We have grown slowly from the lower stages of life, from matter to the vegetable kingdom, from there to the animal, and now we have come to the human level. This is not the end of evolution, but we are likely to mistake this for the complete achievement of consciousness. We, in our scientific prejudice, are likely to imagine that human knowledge is the final knowledge and that it is complete by itself. This is, unfortunately, not the truth. If human existence were to be the final achievement possible, we would not have an urge to grow further, to achieve more things, to be happier.
Why are we so miserable in our human existence? Because human life is incomplete. Human life is not the goal of knowledge, and there are further stages of the evolution of the universe, of which the human level is only one link in the long chain of this process. What pushes us forward and urges us onwards is the existence of a higher principle beyond us. We become restless merely because of the fact that there is something higher above us. The very existence of something higher is enough to push us onwards.
The unconscious urge of the lower to realise the higher is evolution. When it is consciously manoeuvred, the process is called yoga. Unconscious movement towards the higher is evolution; conscious movement towards the higher is yoga. Yoga is nothing but conscious evolution wherein we do not contradict the evolutionary process but become aware of what is happening and are conscious of every bit of this process, and instead of blindly struggling against odds of which we have no understanding whatsoever, we consciously cooperate with this unavoidable process called evolution. That is yoga. So science and philosophy coalesce. Spirituality and scientific discovery are not opposed to each other, provided each one knows its own province of activity and understanding.
Thus, these few slogas of the Bhagavadgita give us a conspectus of human life in its aspect of spiritual evolution.
In the Fifteenth Chapter again we have various statements of the Gita bearing upon the same subject, if we read it with concentration of mind, taking us from the kshara to the akshara and to the purushottama. Dvāvimau puruṣau loke kṣaraś cākṣara eva ca, kṣaraḥ sarvāṇi bhūtāni kūṭastho'kṣara ucyate; uttamaḥ puruṣas tv anyaḥ paramātmety udāhṛtaḥ, yo lokatrayam āviśya bibharty avyaya īśvaraḥ (BG 15.16-17).
This again is a theme on the very same truth. There is a kshara and an akshara; there is a perishable and an imperishable. Beyond the perishable and the imperishable is the supreme principle. This also is a description of the very same process of evolution in another way. Pure materialism is limitation of consciousness to the perishable alone, the kshara. This is what we call crass materialism. We believe only in the objects of sense. Even consciousness does not exist for the materialist, nor does mind. There is only matter, and everything else that we call the mind, and so on, is only an offshoot, an exudation, of material objects and forces. This would be attachment to what the Bhagavadgita calls kshara, perishability.
How can matter be reality? The material processes are subject to change, which itself is proof enough of their instability and consequent unreality.
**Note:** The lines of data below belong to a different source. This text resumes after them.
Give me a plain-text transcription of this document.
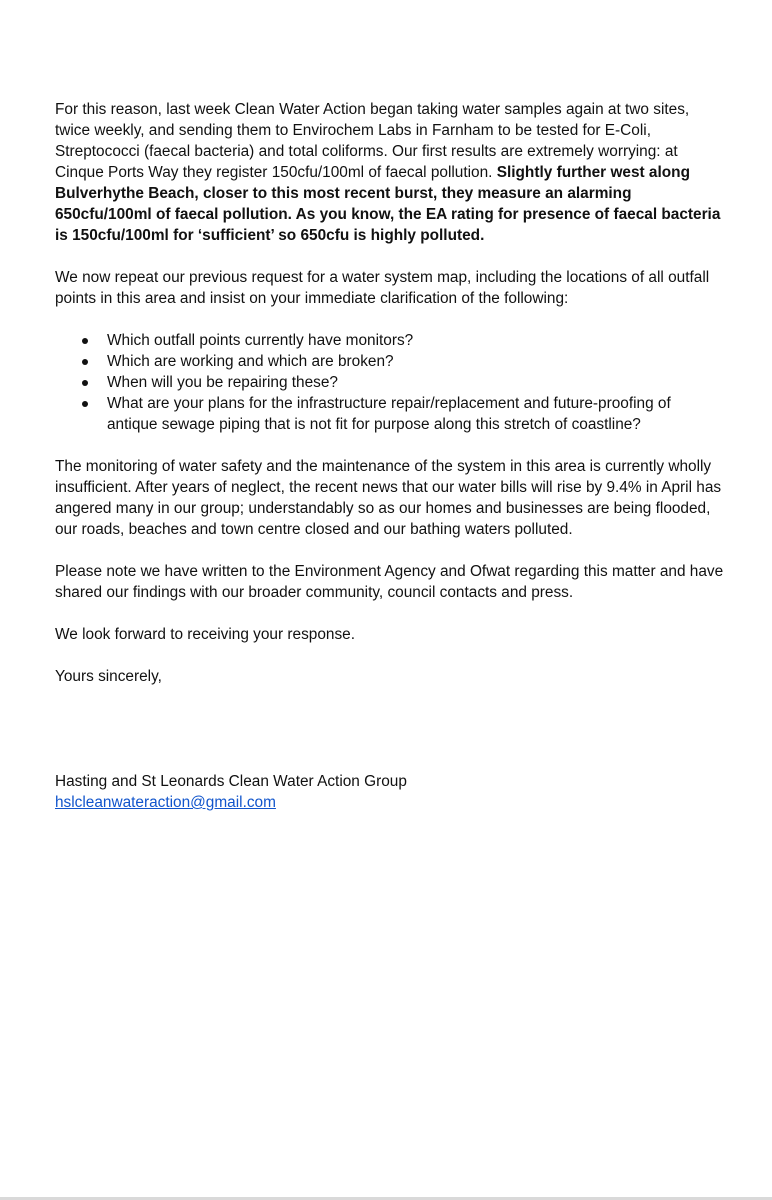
For this reason, last week Clean Water Action began taking water samples again at two sites, twice weekly, and sending them to Envirochem Labs in Farnham to be tested for E-Coli, Streptococci (faecal bacteria) and total coliforms. Our first results are extremely worrying: at Cinque Ports Way they register 150cfu/100ml of faecal pollution. Slightly further west along Bulverhythe Beach, closer to this most recent burst, they measure an alarming 650cfu/100ml of faecal pollution. As you know, the EA rating for presence of faecal bacteria is 150cfu/100ml for ‘sufficient’ so 650cfu is highly polluted.

We now repeat our previous request for a water system map, including the locations of all outfall points in this area and insist on your immediate clarification of the following:

Which outfall points currently have monitors?
Which are working and which are broken?
When will you be repairing these?
What are your plans for the infrastructure repair/replacement and future-proofing of antique sewage piping that is not fit for purpose along this stretch of coastline?

The monitoring of water safety and the maintenance of the system in this area is currently wholly insufficient. After years of neglect, the recent news that our water bills will rise by 9.4% in April has angered many in our group; understandably so as our homes and businesses are being flooded, our roads, beaches and town centre closed and our bathing waters polluted.

Please note we have written to the Environment Agency and Ofwat regarding this matter and have shared our findings with our broader community, council contacts and press.

We look forward to receiving your response.

Yours sincerely,

Hasting and St Leonards Clean Water Action Group
hslcleanwateraction@gmail.com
But simultaneously with this existence of this changeful kshara, or prakriti, as it is sometimes called, there is the akshara, the perceiver, the cognising consciousness behind this kshara. It is akshara or, as we may put it, the object world and the subject consciousness. The object world is kshara; the subject consciousness is akshara. Consciousness is indestructible. The perishable body enshrines within itself an imperishable life. It cannot be destroyed with the destruction of the bodily forces. The kshara which is the body, the kshara which is the world, has immanent within it an akshara which is consciousness. The object and the subject are mutually related in this way, but neither of these can be called the ultimate truth because, as the Bhagavadgita has already pointed out, where one is related to another, it is only a rajasic type of knowledge. This is the sort of knowledge that the Sankhya philosophy advocates occasionally, where the purusha is related to prakriti, and vice versa.